A TRADIÇÃO JEJ: O VODUN JEJE SOGBÔ E A PROVA DE ZO

A tradição dos povos fons que aqui no Brasil foram chamados de Adjeje ou Jeje pelos yorubás, requer um longo confinamento quando na época de iniciação. Essa tradição Jeje exigia de 06 (seis) meses ou até 01 (um) ano de reclusão, de modo que o novo vodun-se aprendesse as tradições dos voduns: como cultuá-los, manter os espaços sagrados, cuidar das árvores, saber dançar, cantar, preparar as comidas e um artesanato básico necessário a implementos materiais dos diferentes assentos, ferramentas e símbolos necessários ao culto.

Para os povos Jeje, os voduns são serpentes que tem origem no fogo, na água, na terra, no ar e ainda tem origem na vida e na morte. Portanto, a divindade patrona desse culto é Dan ou a "Serpente Sagrada".

Como disse, para o povo Jeje os Voduns são serpentes sagradas e sendo as matas, os rios, as florestas o habitat natural das cobras e dos próprios voduns. O ritual Jeje depende de muito verde, grandes árvores pois muitos voduns tem seus assentos nos pés destas árvores.

Outra particulariedade deste culto é de que quando as vodun-ses estão em transe ou incorporadas com seu vodun: os olhos permanecem abertos, ou seja, os voduns Jeje abrem os olhos, diferente dos orixás dos yorubás, que mantem os olhos sempre fechados.

É comum no culto Jeje provar o poder dos Voduns quando estes estão incorporados em seus iniciados. Uma destas provas é a prova chamada Prova do Zô ou Prova do Fogo do vodun Sogbô, que governa as larvas vulcânicas e é irmão de Badé e Acorombé, que comandam os raios e trovões.

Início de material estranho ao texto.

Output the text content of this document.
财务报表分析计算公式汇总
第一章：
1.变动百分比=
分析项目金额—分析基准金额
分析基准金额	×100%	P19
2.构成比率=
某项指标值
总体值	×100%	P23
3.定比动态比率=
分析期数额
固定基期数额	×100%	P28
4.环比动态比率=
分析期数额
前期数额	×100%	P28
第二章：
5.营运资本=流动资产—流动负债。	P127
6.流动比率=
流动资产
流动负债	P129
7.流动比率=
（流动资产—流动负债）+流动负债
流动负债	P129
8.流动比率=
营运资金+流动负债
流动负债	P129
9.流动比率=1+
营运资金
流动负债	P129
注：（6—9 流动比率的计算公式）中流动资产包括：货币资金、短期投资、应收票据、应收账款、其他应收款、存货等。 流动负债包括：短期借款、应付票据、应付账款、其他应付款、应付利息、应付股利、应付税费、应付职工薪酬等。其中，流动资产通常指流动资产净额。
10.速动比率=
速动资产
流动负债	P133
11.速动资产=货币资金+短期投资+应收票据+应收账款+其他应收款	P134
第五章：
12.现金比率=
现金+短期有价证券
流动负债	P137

A seguir, descrevo uma Prova do Zô feita com uma vodun-se feita para Sogbô, um vodun que assemelha-se ao Xangô do Yorubás:

Num determinado momento entra no salão uma panela de barro, fumegante, exalando cheiro forte de dendê borbulhante, contendo dentro alguns pedaços de ave sacrificada para o vodun. Sogbô adentra o salão com fúria de um raio, os olhos bem abertos (que como expliquei é costume dos voduns) e tomando a iniciativa vai até a panela, onde mergulha as mãos por algum tempo. Em seguida, exibe para todos os pedaços da ave. É um momento de profunda emoção gerando grande comoção por parte dos outros iniciados que respondem aquele ato entrando em estado de transe com seus voduns.
NANÃ

Nanã Buruku ou Buku é considerada a mais antiga das divindades. Muito cultuada na África em regiões como: Daça Zumê, Abomey, Dumê, Cheti, Bodé, Lubá, Banté, Djabalá, Pesi e muitas outras regiões.

Para os fons e ewes, a palavra Nanã ou Nàná é empregada para se chamar de mãe as mulheres idosas e respeitáveis, ou seja, a palavra Nanã significa: "Respeitável Senhora".

Nanã está associada à terra, à água e à lama. Os pântanos e as águas lodosas são o seu domínio.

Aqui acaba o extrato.